最後に今月の一枚ですが、このまま鉄道つながりで行きます。駅で続けると、これが頭に浮かびます。多分普通はここには行かないでしょう。自分でも変だと思います。TEN YEARS AFTER『ROCK & ROLL MUSIC TO THE WORLD』(1972年)収録「Standing At The Station」。前後関係がうろ覚えなんですが、確か最初の来日の後発表されて2度目の来日の時の直近のスタジオ・アルバムだったと思います。評価が割れた作品でどちらかというと貶され気味だったように記憶していますが、個人的には好きです。特にこの曲はぐっと重心を下げ、決してはしゃぐことなく淡々としたバックの上をアルヴィン・リーが冷静なソロを重ねていく様がクールで気に入っています。前スタジオ作の『Space In Time』の「I‘d Like To Change The World」のようなヒット曲がなかったこと、時代的にだんだんファンから飽きられてきた時期に入っていたこともあり、あんまり評価されない作品ですが、全体を支配するどんよりした空気感はこのアルバム固有のもので、このダウナー感には強く惹かれます。
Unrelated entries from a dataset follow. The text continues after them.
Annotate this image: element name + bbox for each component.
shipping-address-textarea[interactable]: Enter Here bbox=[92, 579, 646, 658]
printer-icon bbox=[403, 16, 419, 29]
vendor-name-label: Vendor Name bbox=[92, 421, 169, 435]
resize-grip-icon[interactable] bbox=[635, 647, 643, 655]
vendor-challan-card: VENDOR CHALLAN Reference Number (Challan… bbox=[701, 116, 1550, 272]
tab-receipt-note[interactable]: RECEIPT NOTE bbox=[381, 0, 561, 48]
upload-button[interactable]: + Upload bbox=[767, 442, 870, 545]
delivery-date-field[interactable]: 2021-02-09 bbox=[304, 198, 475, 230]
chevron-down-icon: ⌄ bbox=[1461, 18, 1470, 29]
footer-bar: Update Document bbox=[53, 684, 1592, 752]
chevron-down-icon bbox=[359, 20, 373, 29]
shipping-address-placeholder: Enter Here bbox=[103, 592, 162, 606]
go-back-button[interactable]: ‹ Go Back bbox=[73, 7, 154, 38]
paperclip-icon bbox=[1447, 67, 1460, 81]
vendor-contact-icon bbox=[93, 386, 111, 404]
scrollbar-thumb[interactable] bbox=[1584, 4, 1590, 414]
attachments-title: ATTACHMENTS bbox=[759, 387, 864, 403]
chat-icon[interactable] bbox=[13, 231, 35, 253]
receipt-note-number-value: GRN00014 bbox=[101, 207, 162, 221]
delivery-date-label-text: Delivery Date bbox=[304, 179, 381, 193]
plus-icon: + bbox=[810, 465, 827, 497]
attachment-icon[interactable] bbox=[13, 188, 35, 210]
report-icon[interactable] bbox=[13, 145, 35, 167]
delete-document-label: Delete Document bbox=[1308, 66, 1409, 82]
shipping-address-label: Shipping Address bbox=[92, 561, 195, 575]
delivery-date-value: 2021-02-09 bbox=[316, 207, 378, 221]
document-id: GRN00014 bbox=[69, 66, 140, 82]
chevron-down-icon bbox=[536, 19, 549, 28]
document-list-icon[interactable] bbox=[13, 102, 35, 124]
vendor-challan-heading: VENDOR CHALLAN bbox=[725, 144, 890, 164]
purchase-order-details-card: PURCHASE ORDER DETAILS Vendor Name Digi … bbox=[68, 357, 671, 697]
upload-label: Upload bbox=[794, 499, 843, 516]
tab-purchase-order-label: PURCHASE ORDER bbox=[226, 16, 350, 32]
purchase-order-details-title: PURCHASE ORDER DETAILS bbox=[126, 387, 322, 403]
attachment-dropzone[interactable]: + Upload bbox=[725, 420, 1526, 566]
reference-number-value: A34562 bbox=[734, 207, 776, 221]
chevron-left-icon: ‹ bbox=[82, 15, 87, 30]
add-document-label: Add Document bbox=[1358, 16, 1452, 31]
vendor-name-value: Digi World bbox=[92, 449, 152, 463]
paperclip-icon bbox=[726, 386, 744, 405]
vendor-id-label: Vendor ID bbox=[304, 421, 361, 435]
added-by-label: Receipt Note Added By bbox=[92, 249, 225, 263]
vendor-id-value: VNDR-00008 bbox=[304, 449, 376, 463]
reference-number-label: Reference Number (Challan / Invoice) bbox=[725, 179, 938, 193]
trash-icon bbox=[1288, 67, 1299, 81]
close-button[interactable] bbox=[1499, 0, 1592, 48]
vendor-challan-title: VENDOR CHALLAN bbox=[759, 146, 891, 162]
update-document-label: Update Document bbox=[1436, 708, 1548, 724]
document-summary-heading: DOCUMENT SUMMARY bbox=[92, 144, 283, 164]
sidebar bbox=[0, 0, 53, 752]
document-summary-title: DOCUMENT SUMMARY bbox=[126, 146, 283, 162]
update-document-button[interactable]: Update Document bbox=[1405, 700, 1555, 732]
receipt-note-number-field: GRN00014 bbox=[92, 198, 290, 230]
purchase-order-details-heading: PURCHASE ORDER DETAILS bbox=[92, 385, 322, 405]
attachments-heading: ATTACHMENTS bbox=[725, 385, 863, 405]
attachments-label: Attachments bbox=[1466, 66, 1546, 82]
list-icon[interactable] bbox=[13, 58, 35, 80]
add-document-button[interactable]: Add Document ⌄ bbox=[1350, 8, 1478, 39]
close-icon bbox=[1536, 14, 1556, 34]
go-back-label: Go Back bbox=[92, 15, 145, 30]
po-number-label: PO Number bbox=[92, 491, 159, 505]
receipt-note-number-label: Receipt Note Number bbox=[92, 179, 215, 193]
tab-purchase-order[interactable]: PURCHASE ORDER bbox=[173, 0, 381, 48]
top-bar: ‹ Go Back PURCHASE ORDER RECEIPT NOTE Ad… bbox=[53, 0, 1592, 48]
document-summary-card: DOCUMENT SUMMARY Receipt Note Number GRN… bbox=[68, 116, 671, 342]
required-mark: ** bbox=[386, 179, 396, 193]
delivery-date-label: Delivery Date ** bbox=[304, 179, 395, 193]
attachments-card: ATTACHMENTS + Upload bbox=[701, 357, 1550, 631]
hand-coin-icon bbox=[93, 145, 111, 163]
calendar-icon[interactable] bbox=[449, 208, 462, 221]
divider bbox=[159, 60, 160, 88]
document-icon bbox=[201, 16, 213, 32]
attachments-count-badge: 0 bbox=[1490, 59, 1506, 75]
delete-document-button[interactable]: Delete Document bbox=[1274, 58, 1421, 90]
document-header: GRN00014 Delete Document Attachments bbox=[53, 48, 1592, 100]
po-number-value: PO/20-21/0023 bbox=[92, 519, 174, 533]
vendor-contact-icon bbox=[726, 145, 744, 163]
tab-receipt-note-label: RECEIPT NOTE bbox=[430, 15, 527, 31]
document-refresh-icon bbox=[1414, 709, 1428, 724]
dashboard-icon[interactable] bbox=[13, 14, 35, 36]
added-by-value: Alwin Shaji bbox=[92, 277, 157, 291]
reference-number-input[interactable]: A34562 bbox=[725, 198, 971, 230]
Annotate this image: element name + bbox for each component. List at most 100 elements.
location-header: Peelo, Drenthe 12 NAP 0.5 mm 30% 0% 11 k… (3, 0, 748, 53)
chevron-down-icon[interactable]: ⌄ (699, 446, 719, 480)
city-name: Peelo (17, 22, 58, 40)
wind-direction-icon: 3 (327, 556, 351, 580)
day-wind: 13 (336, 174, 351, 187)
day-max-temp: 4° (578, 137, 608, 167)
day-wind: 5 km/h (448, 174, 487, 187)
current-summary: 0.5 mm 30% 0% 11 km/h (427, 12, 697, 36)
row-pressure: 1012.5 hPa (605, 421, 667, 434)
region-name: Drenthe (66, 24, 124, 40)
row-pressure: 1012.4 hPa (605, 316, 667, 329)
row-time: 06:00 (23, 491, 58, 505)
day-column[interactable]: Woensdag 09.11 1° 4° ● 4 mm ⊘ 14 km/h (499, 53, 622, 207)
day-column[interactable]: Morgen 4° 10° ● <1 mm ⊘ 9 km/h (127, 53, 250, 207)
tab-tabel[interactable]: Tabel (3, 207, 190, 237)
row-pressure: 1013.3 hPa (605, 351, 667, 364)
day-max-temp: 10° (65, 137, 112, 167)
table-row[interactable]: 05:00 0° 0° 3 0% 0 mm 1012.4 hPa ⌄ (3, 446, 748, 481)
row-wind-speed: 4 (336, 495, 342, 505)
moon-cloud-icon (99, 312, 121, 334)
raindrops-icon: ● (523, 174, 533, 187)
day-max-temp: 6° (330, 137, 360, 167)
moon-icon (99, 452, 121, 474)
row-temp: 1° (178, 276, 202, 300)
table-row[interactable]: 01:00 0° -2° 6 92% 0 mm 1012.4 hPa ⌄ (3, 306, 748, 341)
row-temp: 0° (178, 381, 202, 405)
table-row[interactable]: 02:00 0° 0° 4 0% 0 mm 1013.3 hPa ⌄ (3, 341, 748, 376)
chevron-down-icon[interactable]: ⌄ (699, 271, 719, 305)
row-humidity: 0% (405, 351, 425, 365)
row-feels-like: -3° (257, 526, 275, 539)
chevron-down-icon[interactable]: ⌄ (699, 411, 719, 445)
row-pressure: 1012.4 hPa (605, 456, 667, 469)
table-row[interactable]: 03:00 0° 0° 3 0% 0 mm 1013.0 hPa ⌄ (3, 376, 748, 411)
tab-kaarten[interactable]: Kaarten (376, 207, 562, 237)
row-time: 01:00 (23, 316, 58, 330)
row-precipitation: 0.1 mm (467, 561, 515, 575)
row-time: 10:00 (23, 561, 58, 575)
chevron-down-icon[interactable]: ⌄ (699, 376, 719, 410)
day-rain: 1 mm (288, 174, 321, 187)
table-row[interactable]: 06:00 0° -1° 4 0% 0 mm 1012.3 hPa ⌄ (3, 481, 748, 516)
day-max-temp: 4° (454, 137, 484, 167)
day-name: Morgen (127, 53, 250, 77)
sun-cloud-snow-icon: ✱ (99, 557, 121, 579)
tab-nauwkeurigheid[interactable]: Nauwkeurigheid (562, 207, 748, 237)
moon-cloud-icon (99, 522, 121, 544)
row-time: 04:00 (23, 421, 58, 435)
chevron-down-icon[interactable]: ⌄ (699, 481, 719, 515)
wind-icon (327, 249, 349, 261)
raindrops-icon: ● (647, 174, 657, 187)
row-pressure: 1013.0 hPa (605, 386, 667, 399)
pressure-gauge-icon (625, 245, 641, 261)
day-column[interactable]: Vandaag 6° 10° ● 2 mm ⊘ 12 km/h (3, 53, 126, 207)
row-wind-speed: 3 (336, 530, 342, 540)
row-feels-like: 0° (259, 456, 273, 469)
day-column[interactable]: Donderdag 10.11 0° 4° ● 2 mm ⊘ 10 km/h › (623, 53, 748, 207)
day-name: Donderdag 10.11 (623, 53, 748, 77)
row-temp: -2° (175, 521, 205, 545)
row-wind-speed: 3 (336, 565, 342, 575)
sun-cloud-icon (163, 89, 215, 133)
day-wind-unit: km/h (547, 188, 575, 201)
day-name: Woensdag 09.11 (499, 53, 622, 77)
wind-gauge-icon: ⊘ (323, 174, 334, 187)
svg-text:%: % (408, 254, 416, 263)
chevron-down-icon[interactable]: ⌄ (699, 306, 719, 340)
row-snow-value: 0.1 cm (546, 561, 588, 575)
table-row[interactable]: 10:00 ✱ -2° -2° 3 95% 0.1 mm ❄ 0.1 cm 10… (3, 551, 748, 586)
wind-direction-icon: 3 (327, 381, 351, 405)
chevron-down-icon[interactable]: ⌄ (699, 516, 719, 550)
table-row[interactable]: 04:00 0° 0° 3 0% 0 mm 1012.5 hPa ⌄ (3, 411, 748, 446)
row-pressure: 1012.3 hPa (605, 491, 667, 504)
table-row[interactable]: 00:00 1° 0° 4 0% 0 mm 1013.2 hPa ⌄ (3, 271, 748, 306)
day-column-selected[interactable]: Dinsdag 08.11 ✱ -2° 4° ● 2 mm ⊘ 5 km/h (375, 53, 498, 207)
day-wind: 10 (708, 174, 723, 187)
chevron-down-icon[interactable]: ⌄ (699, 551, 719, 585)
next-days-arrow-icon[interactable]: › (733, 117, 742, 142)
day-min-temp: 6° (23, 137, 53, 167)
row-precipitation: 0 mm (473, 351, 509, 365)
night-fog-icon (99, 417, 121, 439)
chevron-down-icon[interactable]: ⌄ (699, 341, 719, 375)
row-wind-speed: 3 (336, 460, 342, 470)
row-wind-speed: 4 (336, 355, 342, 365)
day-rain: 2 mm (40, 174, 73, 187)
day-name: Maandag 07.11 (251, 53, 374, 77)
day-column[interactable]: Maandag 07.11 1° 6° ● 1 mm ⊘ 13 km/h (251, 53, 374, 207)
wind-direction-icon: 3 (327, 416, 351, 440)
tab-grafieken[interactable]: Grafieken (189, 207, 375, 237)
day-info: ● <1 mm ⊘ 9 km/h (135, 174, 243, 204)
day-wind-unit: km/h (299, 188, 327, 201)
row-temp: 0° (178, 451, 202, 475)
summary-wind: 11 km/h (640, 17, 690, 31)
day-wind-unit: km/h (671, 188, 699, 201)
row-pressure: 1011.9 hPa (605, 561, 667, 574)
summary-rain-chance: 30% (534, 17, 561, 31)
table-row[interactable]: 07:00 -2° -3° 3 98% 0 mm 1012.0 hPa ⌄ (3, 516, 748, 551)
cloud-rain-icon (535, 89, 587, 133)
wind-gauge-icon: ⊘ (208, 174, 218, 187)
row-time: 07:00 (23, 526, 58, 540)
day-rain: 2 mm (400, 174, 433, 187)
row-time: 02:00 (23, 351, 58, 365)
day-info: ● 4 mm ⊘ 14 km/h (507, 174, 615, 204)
オリジナル発売当時、最初に手に入れた時はあんまり好きではなく、’70年代の後半には、時代の流れの中で聴くと過去の遺物のように聴こえ、大嫌いだったのですがここ10年くらいでどんどん印象が変化ししてきて、今でもよく聴くアルバムとなっています。まぁ、これをよく聴く人間というのもあまりいないんでしょうけどね・・・。